Dennis Cole: This was a momentous and emotional occasion for the nation and for Eleazar as they observed from a distance the departure of their first great high priest, the preeminent mediator of the sacral life of the nation in its relationship to Yahweh their God. For Eleazar it was no doubt a moment filled with emotional upheaval, a literal and metaphorical mountaintop experience in being inaugurated as the new high priest; but on the other hand it was a familial nadir, since his honorable father was about to die. The old era was passing; the generation was nearly gone that had witnessed the numerous miracles of God in Egypt, in the Exodus, at the Red Sea, at Mount Sinai, and all along the journey through the wilderness. A new generation of leadership was taking the reins over the nation and under God, and prospects of the new life in the Promised Land were looming ever nearer.

2. (:27-28) Passing of Moses and Transfer of Authority to Eleazar

“So Moses did just as the LORD had commanded, and they went up to Mount Hor in the sight of all the congregation. 28 And after Moses had stripped Aaron of his garments and put them on his son Eleazar, Aaron died there on the mountain top. Then Moses and Eleazar came down from the mountain.”

Gordon Wenham: The retirement of Aaron as high priest was a moment of vital significance in the life of Israel which had to be symbolized in the ritual stripping of Aaron’s high-priestly vestments and the investiture of his son, Eleazar. The high priest was the supreme mediator between God and Israel: the dignity of his office was expressed in the magnificence of his vestments. In a real sense the life of the nation was contingent on his carrying out his duties faithfully. Thus the death of a high priest marked the end of an era, and Numbers 35 implies it made atonement for some sins.

Raymond Brown; As Eleazar came down from the mountain, he was dressed in the garments of Israel’s high priest. The waiting community knew that, although they were under different spiritual leadership, the same ideals were guaranteed. God had made provision for the continuance of his people’s spiritual life by announcing that the priests’ responsibilities were to be shouldered by Aaron’s sons. Here was further visible evidence of the dependability of God’s word and his pledge to stay with his people forever. Israel’s circumstances would change and the context of their service vary enormously over the centuries, but obedient people would hand on his truth from one generation to another. The sight of Aaron’s appointed successor was further visible evidence of God’s unchanging provision, sovereign purposes and continuing presence. Only Aaron had left them, not God.

C. (:29) Mourning of the People

“And when all the congregation saw that Aaron had died,

all the house of Israel wept for Aaron thirty days.”
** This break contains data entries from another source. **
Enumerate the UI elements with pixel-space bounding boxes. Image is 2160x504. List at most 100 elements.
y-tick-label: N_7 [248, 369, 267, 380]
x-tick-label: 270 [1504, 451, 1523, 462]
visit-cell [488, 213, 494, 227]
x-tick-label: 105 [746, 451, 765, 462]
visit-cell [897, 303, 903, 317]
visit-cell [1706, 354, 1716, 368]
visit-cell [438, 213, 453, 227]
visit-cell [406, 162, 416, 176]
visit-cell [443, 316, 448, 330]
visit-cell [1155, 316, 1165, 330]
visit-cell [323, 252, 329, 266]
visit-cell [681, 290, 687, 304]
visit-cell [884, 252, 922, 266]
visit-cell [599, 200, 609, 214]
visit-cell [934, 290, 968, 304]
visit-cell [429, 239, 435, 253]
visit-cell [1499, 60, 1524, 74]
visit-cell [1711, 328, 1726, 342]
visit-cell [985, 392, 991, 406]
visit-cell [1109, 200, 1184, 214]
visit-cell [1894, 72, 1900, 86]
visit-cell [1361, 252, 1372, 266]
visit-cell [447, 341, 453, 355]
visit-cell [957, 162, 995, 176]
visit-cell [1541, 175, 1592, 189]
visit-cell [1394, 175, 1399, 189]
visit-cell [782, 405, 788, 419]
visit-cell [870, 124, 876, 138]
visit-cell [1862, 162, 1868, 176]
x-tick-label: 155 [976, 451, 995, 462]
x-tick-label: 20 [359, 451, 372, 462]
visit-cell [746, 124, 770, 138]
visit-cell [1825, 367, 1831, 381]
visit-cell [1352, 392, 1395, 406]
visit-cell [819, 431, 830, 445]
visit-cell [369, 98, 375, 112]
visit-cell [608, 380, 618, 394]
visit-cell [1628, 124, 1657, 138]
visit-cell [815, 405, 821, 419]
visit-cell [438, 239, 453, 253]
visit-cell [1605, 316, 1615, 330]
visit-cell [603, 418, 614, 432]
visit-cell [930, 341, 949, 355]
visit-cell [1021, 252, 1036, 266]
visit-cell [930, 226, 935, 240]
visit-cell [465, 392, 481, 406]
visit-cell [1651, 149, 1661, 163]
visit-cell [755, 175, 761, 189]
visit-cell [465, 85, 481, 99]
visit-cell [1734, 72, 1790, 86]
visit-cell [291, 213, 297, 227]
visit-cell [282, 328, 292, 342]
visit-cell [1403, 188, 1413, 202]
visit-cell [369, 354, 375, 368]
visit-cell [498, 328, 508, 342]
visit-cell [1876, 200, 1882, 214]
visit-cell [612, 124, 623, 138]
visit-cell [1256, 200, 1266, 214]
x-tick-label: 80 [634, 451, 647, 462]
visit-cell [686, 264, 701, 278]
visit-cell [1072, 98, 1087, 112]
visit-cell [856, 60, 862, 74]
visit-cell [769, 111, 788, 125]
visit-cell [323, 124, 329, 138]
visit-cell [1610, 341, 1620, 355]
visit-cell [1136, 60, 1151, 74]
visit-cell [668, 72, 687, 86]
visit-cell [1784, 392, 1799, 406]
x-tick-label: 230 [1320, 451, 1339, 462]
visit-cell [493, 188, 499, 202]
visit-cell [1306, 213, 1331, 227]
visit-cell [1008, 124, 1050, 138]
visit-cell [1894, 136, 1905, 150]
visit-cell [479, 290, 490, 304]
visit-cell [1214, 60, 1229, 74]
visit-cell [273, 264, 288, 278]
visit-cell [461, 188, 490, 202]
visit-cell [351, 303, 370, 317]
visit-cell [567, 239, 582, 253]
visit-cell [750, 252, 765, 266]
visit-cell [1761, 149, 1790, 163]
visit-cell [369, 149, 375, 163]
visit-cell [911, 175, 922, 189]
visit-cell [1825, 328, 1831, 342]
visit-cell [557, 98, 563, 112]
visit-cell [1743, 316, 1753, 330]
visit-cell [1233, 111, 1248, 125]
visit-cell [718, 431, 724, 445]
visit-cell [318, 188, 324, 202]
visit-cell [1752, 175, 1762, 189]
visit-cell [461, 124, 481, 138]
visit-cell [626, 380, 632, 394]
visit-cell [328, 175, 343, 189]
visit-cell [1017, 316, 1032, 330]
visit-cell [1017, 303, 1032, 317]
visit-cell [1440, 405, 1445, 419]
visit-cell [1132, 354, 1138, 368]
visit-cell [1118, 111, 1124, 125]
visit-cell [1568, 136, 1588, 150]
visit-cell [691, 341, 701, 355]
Timothy Ashley: This is the same mourning period as for Moses (Deut. 34:8). The normal time for mourning is seven days (e.g., Gen. 50:10; 1 Chr. 10:12; cf. Job 2:13). The prolongation of mourning shows the importance of the one who has died and the importance of the loss to Israel.

Wiersbe: Victorious Christian service, like the victorious Christian life, is a series of new beginnings. No matter what mistakes we’ve made, it’s always too soon to quit.